Summary continued in body
King Charles III’s state visit to the United States this week was marked by warm public moments and pointed diplomatic balancing, even as friction between Washington and the U.K. over Iran persisted. President Donald Trump praised Charles’s performance after the four-day trip, and the monarch and Queen Camilla drew attention in capitals where the relationship’s tone matters as much as policy.
Trump’s praise came after a visit that U.K. officials and observers described as carefully choreographed to help heal rifts between the U.K. government and the Trump administration. The trip was timed to help mark the United States’ 250th birthday, spanning Washington, New York and Virginia.
At a white-tie state dinner on Tuesday, Trump made remarks that mixed personal praise with policy language, saying “Charles agrees with me, even more than I do” on Iran and that the king “would have followed the suggestions we made with respect to Ukraine” if it were up to him. Buckingham Palace said it was “naturally mindful” of the government’s “longstanding and well-known position on the prevention of nuclear proliferation.”
Analysts said Charles appeared to manage those sensitive issues with an eye toward the long-term relationship, which has been strained in part by divisions over the Iran war. Kristofer Allerfeldt, a University of Exeter professor specializing in American history, said in an interview the visit could make a difference “in the short term” but not “in the long term,” while also saying Charles had “definitely clawed back some of the prestige of the monarchy” in Britain.
Allerfeldt said “He’s done us proud,” praising a reception he said reflected broad political agreement on the speech Charles delivered during the trip. He noted that, “Apart from the section on the natural world and the environment,” members of both Republicans and Democrats stood and applauded, with multiple standing ovations.
While the tone at public events was widely viewed as successful, differences between the two governments were visible in Charles’s centerpiece address to Congress and in the way Trump and the king spoke around issues including Ukraine, NATO and executive power. The king’s Congress speech underscored the need for “unyielding resolve” to support Ukraine, and it framed NATO as essential while also stressing checks on executive power and raising concerns including the threat posed by climate change.
The speech also drew attention for what it did not say, according to historian Anthony Seldon, who told The Guardian that it was “difficult to imagine he could have gone much further in what he said and what he didn’t say.” Seldon characterized Charles’s approach as “very brave, very smart, very clever.”
In a less formal setting at the state banquet, Charles also drew laughs with a joke about British troops burning down the White House in 1814, according to the account of the trip.
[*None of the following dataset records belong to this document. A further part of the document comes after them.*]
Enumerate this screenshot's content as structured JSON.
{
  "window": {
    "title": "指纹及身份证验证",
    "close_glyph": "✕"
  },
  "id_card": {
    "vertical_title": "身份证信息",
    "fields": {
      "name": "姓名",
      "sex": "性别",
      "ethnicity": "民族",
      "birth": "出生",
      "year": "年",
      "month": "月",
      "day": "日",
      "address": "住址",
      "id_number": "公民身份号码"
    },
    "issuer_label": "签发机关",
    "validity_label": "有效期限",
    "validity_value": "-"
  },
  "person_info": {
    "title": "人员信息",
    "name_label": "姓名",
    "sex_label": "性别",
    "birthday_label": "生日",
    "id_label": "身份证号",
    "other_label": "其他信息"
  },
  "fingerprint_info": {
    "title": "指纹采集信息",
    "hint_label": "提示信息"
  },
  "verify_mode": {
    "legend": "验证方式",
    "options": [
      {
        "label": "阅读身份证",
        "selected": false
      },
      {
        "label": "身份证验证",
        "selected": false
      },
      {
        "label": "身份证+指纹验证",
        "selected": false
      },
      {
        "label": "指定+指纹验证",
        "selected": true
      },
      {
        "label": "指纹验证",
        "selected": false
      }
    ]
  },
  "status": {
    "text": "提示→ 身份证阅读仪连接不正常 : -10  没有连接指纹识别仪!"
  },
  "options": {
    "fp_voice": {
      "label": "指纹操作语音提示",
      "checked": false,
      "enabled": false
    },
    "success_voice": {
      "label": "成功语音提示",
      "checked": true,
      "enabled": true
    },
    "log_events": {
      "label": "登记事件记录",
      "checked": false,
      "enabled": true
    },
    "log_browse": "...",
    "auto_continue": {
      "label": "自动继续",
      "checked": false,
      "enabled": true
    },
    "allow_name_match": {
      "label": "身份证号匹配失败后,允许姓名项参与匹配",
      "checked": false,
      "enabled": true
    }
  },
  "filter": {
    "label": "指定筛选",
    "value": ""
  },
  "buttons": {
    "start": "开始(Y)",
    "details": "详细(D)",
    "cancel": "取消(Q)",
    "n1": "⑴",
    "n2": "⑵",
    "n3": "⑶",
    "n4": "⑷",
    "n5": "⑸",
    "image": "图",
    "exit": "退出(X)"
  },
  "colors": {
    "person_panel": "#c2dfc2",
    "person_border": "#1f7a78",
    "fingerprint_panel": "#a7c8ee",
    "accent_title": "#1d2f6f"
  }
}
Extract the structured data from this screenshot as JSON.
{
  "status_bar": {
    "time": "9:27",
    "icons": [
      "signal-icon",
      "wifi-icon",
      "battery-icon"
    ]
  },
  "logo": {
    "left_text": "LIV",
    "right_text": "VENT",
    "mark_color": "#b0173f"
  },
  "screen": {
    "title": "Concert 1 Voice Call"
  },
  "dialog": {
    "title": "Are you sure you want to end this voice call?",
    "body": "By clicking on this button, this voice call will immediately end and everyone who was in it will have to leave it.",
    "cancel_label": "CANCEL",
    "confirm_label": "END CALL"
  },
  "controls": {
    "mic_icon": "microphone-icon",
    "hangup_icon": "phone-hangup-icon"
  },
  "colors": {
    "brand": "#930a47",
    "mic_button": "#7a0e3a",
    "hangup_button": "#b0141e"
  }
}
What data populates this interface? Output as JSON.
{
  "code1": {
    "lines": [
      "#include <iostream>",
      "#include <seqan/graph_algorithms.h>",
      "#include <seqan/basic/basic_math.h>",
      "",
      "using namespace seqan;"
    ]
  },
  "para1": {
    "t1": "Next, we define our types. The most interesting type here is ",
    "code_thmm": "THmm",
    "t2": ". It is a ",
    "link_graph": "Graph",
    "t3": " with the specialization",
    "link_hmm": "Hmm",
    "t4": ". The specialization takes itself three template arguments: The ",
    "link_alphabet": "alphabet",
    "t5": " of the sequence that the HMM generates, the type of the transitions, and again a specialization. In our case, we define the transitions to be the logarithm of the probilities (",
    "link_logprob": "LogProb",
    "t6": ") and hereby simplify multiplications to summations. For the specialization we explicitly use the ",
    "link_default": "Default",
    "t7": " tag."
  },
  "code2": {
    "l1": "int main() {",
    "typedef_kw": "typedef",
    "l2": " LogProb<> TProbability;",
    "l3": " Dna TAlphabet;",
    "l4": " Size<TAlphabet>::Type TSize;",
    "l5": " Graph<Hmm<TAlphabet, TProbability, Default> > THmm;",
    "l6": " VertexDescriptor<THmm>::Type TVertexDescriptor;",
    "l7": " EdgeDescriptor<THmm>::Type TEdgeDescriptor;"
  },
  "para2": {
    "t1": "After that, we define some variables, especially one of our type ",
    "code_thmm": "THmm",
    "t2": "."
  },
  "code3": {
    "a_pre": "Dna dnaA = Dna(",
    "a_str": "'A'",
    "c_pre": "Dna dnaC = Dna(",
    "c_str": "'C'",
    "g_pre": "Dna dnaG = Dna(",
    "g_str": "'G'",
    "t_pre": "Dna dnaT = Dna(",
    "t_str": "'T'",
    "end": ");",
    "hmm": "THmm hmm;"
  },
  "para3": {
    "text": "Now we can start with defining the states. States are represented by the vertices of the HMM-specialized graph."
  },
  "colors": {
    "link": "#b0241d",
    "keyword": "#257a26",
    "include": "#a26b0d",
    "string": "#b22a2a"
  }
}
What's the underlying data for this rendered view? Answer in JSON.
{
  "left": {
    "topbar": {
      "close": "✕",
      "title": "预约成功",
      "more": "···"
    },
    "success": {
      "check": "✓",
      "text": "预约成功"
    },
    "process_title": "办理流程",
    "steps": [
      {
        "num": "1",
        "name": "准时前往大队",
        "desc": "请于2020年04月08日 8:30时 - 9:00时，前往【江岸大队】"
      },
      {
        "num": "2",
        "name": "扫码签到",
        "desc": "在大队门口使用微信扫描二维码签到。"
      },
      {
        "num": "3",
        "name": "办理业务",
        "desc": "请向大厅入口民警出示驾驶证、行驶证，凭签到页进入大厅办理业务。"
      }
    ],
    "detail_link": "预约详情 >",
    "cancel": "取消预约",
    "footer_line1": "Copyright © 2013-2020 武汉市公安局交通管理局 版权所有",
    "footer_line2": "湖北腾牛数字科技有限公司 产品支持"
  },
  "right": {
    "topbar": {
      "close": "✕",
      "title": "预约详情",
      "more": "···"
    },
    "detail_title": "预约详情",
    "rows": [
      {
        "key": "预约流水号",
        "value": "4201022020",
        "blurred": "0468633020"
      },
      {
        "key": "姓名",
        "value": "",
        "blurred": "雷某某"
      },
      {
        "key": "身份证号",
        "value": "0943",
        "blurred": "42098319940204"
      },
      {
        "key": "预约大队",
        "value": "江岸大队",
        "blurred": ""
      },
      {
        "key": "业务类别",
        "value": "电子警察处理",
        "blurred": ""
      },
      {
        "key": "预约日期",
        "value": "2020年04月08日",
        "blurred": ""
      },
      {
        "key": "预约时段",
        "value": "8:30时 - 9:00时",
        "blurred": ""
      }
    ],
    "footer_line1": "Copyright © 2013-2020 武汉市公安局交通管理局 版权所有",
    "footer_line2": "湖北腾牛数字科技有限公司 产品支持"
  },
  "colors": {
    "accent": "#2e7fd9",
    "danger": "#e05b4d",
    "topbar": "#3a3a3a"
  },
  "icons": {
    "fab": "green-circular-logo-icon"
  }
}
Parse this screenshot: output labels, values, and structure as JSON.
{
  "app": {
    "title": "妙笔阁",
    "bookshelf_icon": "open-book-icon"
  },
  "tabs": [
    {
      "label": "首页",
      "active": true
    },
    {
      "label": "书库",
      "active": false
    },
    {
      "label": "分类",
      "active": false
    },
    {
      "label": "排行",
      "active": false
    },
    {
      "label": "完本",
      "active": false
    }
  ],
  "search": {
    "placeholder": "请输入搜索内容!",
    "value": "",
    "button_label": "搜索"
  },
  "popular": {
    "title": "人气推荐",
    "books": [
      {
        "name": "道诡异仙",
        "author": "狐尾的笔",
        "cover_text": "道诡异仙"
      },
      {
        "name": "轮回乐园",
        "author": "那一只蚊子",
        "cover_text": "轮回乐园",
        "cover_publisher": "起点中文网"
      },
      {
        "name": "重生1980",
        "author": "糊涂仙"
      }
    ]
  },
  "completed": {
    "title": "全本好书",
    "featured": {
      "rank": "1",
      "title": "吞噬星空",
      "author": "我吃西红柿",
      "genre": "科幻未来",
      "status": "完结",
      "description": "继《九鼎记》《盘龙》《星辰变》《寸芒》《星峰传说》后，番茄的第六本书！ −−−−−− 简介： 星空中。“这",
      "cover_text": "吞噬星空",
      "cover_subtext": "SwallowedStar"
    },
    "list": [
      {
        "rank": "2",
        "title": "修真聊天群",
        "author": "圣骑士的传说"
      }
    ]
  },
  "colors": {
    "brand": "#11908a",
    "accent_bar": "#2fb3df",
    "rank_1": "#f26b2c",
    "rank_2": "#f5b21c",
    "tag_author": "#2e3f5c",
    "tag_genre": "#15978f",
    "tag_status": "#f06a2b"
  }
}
That lighter moment contrasted with the tension brought by Trump’s earlier criticisms of Britain’s prime minister, which included dismissing Keir Starmer as “not Winston Churchill” over Starmer’s unwillingness to join U.S. military attacks on Iran.
The visit’s diplomatic backdrop also included the U.K. opposition figures who had raised calls for cancellation of the reciprocal trip, warning Trump could embarrass the monarch. Despite those concerns, the trip drew reports of “much warmth and few awkward moments,” though the account said Trump did not always adhere to the convention that conversations with the monarch should remain private.
The royal trip also unfolded under a shadow tied to Andrew Mountbatten-Windsor, Charles’s younger brother, who has been stripped of his royal title of Prince Andrew and put under police investigation over his friendship with Jeffrey Epstein. The account said Epstein’s victims had urged the king to meet with them and other sexual abuse survivors, and that Charles did not do so, but he referred obliquely in his Congress remarks to the need to “support victims of some of the ills that, so tragically, exist in both our societies today.”
After the royal couple left the United States, Trump announced he was lifting certain tariffs on Scotch “in honor of the King and Queen of the United Kingdom.” Buckingham Palace praised the decision, saying the king “sends his sincere gratitude for a decision that will make an important difference to the British whisky industry and the livelihoods it supports.”
In later remarks, Trump described Charles as “a phenomenal representative” before returning to a familiar political theme, criticizing Starmer again. In comments to Sky News, Trump said Charles was “a much different person than your prime minister” and added that Starmer “has to learn to deal the way he deals.”